When they first started performing drag, they both bought costumes, but lately, Barrios and Mazzei have been designing their own. Barrios said his husband has started making many of his costumes, including the gigantic bows Hors often wears on her head.

All that garb takes up a lot of space. “When my wife and I had to move, I was like, ‘We need two bedrooms,’” Mazzei said. “I do drag, and she does drag and burlesque. The second room only has to be all of our costumes and sewing things.”

“Our third bedroom is our drag-and-burlesque/sewing room as well,” said Barrios, who noted that makeup is its own undertaking: “Just painting my face, if I really do it quickly, I can do it in an hour — but probably not. I tend to take a couple of hours.”

And last but not least are their character names. Loo D’Flyest Priestly evolved from Mazzei’s childhood nickname. “People used to call me Lizzy Loo. Or my mom would call me Loo, for short.”

Hors D’oeuvres traces back to Barrios’ time working at The Saint, a gay bar in San Antonio, Texas that hosted drag shows. At one point, the bar served snacks with the show.

“In the advertisements, it would say, drag show featuring hors d’oeuvres. I worked the door at the time, and every day people would call in and ask ‘what time HORZ DUH-vorz came on,’ and we would laugh and laugh … I liked the joke so much that I adopted it and created a character specifically around the joke.”

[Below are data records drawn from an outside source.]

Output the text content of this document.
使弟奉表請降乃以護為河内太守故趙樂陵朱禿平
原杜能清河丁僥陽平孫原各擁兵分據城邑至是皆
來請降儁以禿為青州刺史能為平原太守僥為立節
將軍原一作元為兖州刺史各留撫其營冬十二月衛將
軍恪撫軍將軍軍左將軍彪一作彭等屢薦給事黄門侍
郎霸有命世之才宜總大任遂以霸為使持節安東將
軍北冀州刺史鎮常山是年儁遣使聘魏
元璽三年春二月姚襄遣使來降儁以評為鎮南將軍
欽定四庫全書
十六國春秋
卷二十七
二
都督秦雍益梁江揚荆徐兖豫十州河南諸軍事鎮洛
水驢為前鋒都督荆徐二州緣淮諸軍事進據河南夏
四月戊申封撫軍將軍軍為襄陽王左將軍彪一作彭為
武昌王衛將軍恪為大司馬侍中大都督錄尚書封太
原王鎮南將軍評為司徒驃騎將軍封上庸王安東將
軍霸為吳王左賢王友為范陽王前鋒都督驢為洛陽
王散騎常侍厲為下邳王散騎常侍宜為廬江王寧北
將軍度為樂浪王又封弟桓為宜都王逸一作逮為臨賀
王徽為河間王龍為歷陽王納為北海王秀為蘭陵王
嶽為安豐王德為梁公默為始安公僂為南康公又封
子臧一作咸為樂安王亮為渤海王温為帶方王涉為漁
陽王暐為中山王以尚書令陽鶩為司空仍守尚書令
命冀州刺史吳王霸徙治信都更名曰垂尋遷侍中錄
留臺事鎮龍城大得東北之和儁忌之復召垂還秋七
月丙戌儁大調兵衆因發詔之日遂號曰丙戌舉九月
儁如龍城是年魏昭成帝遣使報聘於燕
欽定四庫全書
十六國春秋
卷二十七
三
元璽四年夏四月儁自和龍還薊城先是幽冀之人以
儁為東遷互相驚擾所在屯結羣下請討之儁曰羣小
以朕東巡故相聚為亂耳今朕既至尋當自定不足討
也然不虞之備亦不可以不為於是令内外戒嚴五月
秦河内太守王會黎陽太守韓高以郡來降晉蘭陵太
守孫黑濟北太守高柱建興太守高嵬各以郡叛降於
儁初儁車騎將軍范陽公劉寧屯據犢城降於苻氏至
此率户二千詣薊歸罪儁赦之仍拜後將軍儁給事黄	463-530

Recently, J.M. Sorrell, former spokesperson for Noho Pride, wrote an opinion piece published in the Gazette criticizing drag queens, particularly their strong presence at Noho Pride, and calling the entertainment form a kind of misogyny. “I have a problem with men ridiculing women as sport,” she wrote.

Hors wrote a column for the Gazette in response. “At a fundamental level, we’re all doing drag,” the column reads. “None of us are born with social norms telling us who can and cannot wear certain types of clothing or how we should behave.”

Even though he was offended by the original column, Barrios said “it was a surprisingly positive moment for both Pride and me. The community response to what I wrote has been really nice, and we’ve gotten a lot more volunteer inquires for Pride.”